"The Datamaker tool had features we’d never thought of. It not only fulfilled the expectations of our development team, it exceeded them! It was taking us over 20 hours to create data from one row or schema. Once we started using Datamaker for test data creation, it was taking us less than 2-3 hours"
Large financial services organization
Every system needs to be tested, and every test needs data. Whether it’s data about customers in a CRM system, products and parts in a commerce environment, or stock market prices for a fiscal modeling application, without data, you’ve simply got nothing to test your system against. How will you provision that data?
Many companies use real data, taken from their production databases. However, production data doesn’t actually test a system thoroughly – most data follows predictable patterns, with only a few cases really pushing the boundaries. It’s also a very bad idea from a security point of view: at best, it’s risky, relying not merely on engineers not acting maliciously, but on them not even making accidental mistakes. At worst, it’s illegal, when standards like PCI-DSS, HIPAA, or data protection laws are involved.
Data masking provides a fast and effective solution to this problem. By identifying the sensitive information in the production data, and masking or ‘scrambling’ it, a copy of the data can be created that is significantly lower risk, and that satisfies most legislative requirements. It’s easy to understand and easy to implement.
Masked data is not perfect, however. Firstly, while it might be sufficient for testing business cases that you’ve previously encountered in the wild, it doesn’t do much to help you test for the situations of tomorrow. If you’re developing a system that is designed to exceed the scope of your previous operations, you need data to match that. Secondly, even if the properties of your data aren’t changing, you might simply need more of it – and data masking can only give you as much data as you started with. Thirdly, while data masking makes the extraction of sensitive information very difficult, it’s not unbreakable; outliers in the data can sometimes be identified by cross-referencing them against other information sources.
The best solution to these problems is to extend your data with additional synthetic (‘fake’) data.
Synthetic data can be created according to your system specification, ensuring that you test everything that the system is intended to do in the future, and not merely those things it has done in the past. Any quantity of data can be generated, allowing you to turn 250,000 rows of masked production data into 2 million rows as quickly as your RDBMS will permit. Lastly, sensitive information can never be extracted from the synthetic data, because there’s nothing to extract.
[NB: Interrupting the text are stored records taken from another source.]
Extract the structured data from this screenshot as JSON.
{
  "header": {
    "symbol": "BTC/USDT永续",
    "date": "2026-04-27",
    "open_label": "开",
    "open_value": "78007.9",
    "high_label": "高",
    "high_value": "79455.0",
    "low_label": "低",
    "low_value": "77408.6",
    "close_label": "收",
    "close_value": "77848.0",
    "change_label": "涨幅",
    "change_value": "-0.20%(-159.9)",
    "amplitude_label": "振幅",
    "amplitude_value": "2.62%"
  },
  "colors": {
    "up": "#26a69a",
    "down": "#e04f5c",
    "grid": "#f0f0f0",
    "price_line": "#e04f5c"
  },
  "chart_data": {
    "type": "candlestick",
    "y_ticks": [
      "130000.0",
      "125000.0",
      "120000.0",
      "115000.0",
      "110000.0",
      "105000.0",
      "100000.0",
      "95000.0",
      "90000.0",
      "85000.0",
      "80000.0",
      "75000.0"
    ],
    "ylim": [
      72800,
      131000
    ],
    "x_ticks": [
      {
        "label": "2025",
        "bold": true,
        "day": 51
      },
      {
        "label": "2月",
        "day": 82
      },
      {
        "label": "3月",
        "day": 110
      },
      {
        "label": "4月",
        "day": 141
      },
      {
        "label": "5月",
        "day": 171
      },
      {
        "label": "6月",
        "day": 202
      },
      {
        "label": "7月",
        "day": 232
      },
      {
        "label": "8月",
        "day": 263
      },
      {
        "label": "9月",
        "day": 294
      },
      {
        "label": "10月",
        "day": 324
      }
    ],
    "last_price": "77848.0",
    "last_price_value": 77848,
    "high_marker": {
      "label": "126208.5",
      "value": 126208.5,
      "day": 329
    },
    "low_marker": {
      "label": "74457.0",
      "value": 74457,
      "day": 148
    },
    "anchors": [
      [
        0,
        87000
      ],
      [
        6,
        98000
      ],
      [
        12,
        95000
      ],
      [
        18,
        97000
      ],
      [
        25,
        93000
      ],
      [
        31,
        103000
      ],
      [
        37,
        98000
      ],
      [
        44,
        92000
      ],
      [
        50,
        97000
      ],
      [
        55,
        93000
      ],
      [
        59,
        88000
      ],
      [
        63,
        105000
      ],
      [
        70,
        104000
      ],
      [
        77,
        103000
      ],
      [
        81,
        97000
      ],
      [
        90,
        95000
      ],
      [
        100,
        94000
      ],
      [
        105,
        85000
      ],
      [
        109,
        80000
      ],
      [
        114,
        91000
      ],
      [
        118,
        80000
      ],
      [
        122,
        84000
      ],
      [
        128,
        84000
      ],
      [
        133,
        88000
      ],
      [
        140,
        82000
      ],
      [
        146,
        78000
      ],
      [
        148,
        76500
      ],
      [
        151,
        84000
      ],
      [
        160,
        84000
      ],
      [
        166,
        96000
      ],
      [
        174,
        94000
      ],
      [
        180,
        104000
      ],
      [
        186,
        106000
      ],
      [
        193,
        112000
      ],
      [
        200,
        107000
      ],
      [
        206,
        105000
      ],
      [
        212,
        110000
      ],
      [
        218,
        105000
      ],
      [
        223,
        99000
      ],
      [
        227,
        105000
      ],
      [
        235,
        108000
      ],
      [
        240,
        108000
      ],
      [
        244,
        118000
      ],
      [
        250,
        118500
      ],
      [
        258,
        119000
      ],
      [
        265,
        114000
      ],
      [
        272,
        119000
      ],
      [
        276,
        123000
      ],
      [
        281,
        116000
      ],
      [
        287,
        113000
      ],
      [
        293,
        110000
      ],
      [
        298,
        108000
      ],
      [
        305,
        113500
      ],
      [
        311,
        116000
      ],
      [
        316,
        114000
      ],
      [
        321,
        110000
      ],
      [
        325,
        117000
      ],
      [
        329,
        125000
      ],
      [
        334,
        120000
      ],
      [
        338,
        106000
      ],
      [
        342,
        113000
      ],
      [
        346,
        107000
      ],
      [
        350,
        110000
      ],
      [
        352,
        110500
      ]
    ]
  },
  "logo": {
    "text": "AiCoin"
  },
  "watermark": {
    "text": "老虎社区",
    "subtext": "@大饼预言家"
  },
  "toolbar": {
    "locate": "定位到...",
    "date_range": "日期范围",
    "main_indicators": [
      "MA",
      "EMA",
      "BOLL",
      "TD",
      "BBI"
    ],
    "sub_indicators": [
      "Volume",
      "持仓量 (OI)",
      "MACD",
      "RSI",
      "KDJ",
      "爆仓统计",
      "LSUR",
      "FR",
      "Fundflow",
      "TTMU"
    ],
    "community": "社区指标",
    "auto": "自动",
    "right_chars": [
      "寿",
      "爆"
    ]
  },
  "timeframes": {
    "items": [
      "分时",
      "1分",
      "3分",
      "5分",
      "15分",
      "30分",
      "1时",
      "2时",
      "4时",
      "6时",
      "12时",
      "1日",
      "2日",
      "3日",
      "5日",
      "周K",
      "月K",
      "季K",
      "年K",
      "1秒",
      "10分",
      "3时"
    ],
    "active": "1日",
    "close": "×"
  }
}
Imagine you’re developing a new invoicing system, and you want to include a facility for giving discounts to customers who’ve spent more than $100,000 with you in the past – but it’s not a situation you’ve actually encountered yet. To properly model what this situation would be like, you need not just the customer’s data and the order that should be discounted, but also the $100,000 worth of past orders they’ve made. By describing the data you need to the generator – first and last names, credit card numbers, order dates and totals, tax amounts, and so on – it can generate all the rows required, across all the relevant tables, ensuring that referential integrity is maintained.